What I can do is reiterate that good BDSM should not be any more risky than vanilla sex. That is one of the major problems with these books. The sex that it portrays is not safe, sane, and consensual, which are the watchwords of the BDSM community. High risks should not be involved. There should be no more danger to either participant than there would be in any other kind of sex.

-Natalie

everyoneisuniquelysane: Oh my god. I'm really glad I stumbled across this blog and a few other more ... tolerant blogs concerning asexuality than fucking-asexual-community. Yeesh. Forget about their issues with asexuals who don't fit their very stringent definition, they seem determined to see the world in black and white. And, as any good plot-line or half-decent observation skills will tell you, there's always inbetween areas and shades of gray.

Trust me, friend, I have been feeling the same way. My problem isn’t with their worldview, though. If they felt that they did not want to identify as asexual because of some of the things that they’re claiming that all asexual people cannot do, or if they felt that their own personal celibacy was part and parcel with their sexual orientation, that would be absolutely fine with me. You have to label yourself the way that feels best to you.

And that kind of neatly leads into the reason I take issue with bloggers like that. It is completely unacceptable to define someone else’s sexual orientation for them. Have you seen how much hedging I do when someone asks me “I feel x, y, and z, am I asexual?” That’s because I don’t have any right to tell them what labels they are and are not allowed to use.
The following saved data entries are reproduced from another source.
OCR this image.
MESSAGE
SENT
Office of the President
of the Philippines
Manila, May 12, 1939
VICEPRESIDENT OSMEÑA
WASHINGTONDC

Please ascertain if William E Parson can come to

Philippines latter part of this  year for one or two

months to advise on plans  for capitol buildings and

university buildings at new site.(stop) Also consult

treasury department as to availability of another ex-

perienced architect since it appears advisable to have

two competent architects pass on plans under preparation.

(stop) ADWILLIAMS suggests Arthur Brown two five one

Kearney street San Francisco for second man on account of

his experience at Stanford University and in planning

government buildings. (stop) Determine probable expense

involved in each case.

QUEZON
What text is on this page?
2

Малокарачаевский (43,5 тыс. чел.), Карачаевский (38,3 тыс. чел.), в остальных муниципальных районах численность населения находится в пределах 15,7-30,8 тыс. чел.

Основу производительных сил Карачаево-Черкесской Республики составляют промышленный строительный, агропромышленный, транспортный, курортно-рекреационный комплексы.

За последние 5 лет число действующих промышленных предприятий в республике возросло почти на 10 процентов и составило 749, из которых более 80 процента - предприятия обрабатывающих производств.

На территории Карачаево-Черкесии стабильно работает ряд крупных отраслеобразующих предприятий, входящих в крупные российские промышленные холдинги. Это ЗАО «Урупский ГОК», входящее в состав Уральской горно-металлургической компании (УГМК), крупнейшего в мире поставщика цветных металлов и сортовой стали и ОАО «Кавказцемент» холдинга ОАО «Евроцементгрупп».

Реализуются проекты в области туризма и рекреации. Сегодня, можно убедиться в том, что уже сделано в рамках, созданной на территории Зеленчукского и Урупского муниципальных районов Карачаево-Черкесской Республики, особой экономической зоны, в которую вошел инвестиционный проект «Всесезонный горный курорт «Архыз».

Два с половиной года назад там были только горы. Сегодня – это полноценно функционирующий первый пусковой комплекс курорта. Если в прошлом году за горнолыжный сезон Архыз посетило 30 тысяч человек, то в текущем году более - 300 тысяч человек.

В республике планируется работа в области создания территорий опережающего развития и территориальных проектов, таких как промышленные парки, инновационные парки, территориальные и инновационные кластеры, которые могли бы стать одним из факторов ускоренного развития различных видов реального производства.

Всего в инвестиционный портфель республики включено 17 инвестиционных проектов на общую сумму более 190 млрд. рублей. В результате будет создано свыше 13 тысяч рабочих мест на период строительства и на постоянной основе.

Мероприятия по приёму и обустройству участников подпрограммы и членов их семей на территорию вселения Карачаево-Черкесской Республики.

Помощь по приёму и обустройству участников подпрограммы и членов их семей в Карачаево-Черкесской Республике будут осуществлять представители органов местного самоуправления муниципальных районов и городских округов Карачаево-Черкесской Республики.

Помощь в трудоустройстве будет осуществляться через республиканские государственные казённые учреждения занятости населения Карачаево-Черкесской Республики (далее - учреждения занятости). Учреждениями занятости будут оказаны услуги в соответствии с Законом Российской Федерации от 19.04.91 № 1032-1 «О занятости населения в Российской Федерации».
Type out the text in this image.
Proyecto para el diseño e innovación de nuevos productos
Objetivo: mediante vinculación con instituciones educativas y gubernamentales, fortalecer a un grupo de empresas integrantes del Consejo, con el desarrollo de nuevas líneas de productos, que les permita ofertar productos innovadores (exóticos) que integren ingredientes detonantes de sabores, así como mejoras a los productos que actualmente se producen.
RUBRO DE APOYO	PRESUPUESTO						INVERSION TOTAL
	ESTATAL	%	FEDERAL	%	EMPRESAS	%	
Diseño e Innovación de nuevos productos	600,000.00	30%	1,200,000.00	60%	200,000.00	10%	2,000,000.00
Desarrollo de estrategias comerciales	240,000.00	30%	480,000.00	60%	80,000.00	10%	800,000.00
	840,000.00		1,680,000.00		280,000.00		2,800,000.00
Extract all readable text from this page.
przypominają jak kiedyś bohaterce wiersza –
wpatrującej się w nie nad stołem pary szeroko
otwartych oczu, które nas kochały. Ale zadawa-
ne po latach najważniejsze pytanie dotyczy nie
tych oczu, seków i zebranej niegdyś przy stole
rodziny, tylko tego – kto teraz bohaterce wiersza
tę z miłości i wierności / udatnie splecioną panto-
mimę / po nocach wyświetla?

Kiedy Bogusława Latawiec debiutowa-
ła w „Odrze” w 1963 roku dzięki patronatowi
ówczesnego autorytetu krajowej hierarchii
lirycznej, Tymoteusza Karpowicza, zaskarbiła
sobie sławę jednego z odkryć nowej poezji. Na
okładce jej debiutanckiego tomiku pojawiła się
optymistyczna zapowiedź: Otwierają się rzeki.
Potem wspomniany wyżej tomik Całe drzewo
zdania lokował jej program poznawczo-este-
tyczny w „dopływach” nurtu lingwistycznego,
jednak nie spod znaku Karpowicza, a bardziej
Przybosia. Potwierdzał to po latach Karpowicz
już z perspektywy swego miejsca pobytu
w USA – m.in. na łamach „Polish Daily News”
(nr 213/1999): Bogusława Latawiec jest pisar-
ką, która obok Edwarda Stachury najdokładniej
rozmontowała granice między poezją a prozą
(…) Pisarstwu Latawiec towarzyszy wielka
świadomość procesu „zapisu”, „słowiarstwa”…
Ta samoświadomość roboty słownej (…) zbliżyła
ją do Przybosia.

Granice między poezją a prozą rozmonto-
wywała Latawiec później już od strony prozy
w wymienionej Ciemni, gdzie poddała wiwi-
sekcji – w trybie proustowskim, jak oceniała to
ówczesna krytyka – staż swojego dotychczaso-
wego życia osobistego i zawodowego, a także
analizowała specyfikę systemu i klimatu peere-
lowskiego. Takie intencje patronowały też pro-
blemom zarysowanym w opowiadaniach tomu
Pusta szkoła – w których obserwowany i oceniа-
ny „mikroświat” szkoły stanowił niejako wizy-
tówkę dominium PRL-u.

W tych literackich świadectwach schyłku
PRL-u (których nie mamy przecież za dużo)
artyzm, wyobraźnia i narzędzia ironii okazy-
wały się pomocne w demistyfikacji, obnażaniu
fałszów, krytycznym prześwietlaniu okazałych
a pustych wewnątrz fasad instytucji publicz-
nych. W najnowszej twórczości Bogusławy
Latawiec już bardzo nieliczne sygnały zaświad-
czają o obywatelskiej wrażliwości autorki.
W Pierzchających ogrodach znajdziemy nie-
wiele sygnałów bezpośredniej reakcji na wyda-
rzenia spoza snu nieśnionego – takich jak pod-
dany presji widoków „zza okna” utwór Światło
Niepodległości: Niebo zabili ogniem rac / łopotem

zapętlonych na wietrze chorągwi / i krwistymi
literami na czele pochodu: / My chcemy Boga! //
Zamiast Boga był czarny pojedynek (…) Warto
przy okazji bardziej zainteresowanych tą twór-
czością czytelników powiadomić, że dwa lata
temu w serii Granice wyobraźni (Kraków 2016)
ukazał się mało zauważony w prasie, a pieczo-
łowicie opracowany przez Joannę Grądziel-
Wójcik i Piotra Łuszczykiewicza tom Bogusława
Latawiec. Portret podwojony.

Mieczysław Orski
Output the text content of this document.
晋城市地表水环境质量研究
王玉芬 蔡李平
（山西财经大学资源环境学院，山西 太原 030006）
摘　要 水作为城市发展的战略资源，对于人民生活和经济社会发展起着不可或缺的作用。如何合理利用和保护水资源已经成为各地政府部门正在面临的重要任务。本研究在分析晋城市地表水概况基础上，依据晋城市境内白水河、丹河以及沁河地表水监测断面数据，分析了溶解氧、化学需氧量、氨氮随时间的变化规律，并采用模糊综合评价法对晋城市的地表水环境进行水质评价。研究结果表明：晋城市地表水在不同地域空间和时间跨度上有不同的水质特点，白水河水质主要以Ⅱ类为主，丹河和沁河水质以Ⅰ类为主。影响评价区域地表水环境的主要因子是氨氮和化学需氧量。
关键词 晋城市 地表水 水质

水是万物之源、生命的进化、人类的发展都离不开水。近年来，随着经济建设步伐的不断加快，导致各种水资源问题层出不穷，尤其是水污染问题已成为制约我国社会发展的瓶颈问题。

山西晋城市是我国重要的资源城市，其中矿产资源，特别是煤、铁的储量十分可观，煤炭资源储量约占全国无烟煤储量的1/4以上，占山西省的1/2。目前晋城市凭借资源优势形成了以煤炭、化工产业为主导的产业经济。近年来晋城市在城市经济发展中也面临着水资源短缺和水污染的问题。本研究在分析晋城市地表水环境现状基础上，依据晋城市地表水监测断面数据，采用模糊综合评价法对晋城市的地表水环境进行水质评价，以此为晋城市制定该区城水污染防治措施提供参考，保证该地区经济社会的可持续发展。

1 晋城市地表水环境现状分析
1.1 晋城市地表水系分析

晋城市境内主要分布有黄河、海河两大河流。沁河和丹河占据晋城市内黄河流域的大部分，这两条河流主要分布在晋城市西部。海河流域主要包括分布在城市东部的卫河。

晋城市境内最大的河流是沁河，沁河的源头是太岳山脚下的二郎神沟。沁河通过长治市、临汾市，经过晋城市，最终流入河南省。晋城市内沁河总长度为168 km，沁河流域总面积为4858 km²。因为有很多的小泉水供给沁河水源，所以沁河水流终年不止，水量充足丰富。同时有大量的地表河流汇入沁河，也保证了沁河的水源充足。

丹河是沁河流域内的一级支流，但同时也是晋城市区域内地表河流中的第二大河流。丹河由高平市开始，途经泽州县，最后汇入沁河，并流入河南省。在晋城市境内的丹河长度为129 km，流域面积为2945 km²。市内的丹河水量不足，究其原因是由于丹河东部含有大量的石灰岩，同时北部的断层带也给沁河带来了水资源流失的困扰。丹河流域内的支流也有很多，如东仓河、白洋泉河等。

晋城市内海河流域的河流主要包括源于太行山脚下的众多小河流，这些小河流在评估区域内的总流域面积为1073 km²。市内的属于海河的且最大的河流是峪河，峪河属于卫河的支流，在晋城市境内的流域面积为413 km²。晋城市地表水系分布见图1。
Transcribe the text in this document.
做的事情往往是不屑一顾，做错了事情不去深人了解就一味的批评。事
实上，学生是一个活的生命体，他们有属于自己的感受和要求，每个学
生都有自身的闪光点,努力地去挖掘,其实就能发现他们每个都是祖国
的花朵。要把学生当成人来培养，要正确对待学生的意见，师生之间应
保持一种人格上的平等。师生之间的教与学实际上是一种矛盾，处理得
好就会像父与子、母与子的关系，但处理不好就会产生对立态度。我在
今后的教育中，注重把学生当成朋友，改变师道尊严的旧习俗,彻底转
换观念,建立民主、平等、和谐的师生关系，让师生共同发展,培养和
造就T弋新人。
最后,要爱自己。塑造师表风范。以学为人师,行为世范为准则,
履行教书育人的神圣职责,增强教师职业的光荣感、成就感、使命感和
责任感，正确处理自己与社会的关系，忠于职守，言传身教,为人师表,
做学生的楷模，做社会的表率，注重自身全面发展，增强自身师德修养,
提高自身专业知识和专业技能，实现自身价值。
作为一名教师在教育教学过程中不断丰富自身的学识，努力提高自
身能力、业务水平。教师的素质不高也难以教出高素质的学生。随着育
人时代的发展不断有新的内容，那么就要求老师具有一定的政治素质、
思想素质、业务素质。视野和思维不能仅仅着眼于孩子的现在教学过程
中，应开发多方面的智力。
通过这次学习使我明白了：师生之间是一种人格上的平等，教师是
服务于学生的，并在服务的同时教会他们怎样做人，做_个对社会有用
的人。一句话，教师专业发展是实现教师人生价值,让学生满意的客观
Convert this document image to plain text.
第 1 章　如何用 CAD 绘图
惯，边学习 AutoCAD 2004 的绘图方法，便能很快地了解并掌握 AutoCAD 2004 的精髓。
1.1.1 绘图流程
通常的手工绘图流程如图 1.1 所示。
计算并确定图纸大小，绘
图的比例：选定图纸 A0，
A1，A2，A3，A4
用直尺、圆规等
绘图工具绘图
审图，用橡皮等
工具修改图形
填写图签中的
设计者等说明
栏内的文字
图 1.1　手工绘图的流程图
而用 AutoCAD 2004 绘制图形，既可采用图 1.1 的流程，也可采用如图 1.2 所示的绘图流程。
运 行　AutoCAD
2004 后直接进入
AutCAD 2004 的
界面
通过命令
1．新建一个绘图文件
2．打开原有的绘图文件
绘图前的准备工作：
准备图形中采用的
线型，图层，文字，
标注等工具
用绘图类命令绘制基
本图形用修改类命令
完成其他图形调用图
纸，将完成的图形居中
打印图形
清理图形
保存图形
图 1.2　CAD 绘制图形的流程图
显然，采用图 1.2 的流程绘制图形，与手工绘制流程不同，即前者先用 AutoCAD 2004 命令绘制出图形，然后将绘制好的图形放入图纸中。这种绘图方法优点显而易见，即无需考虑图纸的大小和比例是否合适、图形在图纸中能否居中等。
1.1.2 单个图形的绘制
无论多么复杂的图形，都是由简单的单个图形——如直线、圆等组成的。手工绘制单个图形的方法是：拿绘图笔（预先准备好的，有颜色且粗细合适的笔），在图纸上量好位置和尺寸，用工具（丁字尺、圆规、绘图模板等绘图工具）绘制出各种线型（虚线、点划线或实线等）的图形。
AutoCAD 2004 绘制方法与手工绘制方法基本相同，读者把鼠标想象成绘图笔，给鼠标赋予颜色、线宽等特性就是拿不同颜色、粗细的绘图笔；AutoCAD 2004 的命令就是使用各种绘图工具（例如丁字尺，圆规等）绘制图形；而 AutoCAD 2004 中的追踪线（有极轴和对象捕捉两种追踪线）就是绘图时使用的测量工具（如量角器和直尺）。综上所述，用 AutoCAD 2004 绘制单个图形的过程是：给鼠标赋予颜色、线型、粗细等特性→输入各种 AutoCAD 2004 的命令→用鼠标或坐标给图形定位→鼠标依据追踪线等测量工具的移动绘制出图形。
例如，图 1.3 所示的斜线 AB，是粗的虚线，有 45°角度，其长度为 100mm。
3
I can say “well, these orientations are the closest in definition to what you’re describing,” but I can’t say definitively “You are asexual,” or “You are not asexual” because that’s something that an individual must determine for themself.

-Natalie

Anonymous: Hello. I'm a girl. I thought of myself as asexual but recently I've been questioning if I am or not. I've never seen anyone in a sexual way. But I like kissing and being touched. Also the other night my girlfriend talked me into having sex (we were a little drunk) and I liked it?? I don't see her in a sexual way but I like how it felt so I'm a bit confused. Would I be demisexual?? Or if not what??

Your sexual orientation is not in any way defined by your behavior. It is defined solely by who you are and are not attracted to.  If you still do not feel sexual attraction, you should feel free to keep identifying as asexual for as long as that continues to be a useful label for you. Enjoy the things that make you feel good. Those things do not disqualify you from your sexuality. Change labels only if and when you feel that your experience of your sexuality no longer fits with “does not experience sexual attraction” and because of that asexual no longer feels like a good fit to you.